UC San Diego

RE1-Silencing Transcription Factor (REST), a member of the Kruppel-type zinc finger transcription factor family, is believed to act as a master negative regulator of neurogenesis. During neurogenesis, the decreasing expression of REST leads to increased expression of neuronal genes and the emergence of neuronal processes over time. The temporal patterns of REST-controlled processes and transcriptional regulatory events underlying neural induction and early neural development have not been studied utilizing a systems-level approach on high-throughput time course data.

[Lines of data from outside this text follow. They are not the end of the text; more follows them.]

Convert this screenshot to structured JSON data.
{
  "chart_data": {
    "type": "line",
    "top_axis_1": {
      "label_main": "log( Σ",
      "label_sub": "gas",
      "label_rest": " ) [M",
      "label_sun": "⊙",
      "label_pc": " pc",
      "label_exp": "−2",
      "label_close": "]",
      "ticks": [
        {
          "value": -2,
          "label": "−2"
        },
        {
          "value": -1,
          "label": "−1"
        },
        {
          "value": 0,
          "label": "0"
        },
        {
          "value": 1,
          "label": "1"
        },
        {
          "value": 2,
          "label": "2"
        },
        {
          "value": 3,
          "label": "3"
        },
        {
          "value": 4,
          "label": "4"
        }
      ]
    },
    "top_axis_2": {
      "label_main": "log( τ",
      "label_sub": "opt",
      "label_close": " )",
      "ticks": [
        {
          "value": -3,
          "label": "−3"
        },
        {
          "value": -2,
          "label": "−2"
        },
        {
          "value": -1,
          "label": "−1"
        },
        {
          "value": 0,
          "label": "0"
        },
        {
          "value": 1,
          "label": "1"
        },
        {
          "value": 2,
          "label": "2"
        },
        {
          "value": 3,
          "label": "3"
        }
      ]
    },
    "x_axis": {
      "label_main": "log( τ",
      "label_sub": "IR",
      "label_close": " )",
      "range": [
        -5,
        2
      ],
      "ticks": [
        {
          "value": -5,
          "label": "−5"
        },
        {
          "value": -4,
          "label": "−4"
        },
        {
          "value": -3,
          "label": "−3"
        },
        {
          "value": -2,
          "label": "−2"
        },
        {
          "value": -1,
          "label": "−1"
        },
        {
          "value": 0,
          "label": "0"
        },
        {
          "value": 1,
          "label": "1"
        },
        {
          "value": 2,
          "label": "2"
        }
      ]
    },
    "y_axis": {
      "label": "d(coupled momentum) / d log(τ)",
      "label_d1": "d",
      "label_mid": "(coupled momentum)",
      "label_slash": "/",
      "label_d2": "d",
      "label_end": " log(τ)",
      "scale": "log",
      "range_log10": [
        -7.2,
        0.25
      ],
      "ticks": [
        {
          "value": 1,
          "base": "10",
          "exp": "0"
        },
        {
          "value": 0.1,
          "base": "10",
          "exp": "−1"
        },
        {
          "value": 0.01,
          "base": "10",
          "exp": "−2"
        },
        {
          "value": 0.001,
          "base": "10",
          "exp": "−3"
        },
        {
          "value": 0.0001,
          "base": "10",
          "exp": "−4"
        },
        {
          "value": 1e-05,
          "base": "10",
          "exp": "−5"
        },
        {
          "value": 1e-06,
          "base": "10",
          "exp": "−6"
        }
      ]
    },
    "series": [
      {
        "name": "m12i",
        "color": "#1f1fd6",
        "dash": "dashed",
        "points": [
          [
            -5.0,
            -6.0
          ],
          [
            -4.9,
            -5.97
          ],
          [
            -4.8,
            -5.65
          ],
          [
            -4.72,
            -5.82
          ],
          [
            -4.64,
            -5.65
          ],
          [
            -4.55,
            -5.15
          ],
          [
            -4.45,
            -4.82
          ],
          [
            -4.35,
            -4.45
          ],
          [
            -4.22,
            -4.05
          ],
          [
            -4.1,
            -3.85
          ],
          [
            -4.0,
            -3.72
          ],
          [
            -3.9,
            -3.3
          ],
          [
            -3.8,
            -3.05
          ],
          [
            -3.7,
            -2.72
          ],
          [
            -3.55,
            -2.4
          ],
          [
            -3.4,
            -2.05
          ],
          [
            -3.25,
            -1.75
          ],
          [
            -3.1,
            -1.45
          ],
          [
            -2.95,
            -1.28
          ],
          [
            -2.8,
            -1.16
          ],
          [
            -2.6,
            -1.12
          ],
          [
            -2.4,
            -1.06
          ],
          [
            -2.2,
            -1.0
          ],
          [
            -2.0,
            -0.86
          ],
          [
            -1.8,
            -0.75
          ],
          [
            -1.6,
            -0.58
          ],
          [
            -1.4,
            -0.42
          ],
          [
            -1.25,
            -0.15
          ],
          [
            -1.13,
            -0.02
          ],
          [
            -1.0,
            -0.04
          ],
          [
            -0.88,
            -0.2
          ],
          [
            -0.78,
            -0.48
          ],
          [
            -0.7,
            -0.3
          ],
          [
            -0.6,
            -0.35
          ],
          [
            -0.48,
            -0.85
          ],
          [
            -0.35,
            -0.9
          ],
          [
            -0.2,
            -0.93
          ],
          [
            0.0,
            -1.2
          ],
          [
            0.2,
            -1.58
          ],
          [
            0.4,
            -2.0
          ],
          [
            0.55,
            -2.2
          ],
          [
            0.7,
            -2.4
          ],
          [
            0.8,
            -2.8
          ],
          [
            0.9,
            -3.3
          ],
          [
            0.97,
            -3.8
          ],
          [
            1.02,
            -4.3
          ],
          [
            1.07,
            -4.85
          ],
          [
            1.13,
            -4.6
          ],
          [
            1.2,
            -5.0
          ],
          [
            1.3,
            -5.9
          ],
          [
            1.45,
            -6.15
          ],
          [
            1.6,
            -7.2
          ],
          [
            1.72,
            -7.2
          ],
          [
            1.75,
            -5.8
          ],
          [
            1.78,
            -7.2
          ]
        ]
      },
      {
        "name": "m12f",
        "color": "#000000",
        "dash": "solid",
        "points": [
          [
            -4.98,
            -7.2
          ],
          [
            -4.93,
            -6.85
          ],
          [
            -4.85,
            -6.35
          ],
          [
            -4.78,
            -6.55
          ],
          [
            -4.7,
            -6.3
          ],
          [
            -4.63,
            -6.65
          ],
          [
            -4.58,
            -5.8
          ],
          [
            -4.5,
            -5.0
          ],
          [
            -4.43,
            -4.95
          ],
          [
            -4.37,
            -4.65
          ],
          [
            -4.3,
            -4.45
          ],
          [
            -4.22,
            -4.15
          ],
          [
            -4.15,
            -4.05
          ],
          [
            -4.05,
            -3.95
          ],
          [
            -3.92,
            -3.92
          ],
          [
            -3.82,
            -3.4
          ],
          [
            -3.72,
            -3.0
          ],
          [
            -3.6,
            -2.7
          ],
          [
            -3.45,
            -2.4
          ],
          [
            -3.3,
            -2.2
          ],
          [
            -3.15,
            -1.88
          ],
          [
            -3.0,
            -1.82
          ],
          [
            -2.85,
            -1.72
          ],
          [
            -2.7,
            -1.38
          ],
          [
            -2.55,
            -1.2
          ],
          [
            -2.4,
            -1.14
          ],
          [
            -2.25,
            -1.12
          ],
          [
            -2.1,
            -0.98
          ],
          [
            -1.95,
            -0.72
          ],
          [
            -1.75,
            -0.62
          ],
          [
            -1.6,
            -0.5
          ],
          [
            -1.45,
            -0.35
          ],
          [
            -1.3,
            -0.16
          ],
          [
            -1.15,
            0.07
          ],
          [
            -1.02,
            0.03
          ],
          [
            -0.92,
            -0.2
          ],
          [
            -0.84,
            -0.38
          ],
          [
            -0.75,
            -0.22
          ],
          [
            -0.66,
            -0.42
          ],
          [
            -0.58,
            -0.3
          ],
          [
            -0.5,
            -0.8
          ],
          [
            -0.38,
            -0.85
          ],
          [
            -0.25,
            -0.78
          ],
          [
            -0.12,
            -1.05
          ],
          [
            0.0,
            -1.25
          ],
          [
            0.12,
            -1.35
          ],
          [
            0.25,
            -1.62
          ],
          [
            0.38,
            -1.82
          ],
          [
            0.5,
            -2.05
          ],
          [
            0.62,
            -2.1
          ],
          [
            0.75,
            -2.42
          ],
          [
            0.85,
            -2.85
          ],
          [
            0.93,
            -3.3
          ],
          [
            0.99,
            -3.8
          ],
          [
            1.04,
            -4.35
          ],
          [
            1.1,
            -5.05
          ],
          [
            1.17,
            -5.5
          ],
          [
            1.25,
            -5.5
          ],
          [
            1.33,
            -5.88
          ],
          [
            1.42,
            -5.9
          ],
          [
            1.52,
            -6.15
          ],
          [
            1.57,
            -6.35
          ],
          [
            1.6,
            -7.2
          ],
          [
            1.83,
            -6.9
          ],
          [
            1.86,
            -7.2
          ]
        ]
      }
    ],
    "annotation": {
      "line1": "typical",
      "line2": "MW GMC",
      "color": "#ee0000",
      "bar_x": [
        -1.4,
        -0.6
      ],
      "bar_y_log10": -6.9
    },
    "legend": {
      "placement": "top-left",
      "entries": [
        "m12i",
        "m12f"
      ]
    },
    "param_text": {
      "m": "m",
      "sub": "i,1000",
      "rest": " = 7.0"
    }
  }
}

Human-derived induced Pluripotent Stem Cells (iPSCs) combined with well-established neural differentiation protocols allow for the in-vitro elucidation of gene expression patterns characteristic of human neurodevelopment during this crucial early in-vivo developmental phase.

Using time series data capturing genome-wide transcriptome information from human iPSCs differentiating into i) Cortical and ii) Hypothalamic neurons, REST-controlled gene regulatory networks (GRNs) were generated. These GRNs captured transcription factor-target regulatory interactions across the time series and were investigated in order to elucidate early neurodevelopment towards the two neuronal phenotypes. Functional enrichment analysis of gene sets obtained from these GRNs was used to determine where along the time series different REST-controlled neuronal processes emerged.

The systems-level approach allowed for temporal resolution of genome-wide trans-regulatory interactions over the time course, the dynamics of which underlie neural differentiation and development. The outcome of the research is a novel qualitative kinetic model consisting of the time-varying GRNs under the control of REST that gives insight into the i) temporal sequence of emergent neuronal processes accompanying neurodifferentiation and ii) the temporal sequence of key transcriptional regulatory events underlying the early neural differentiation of hiPSCs.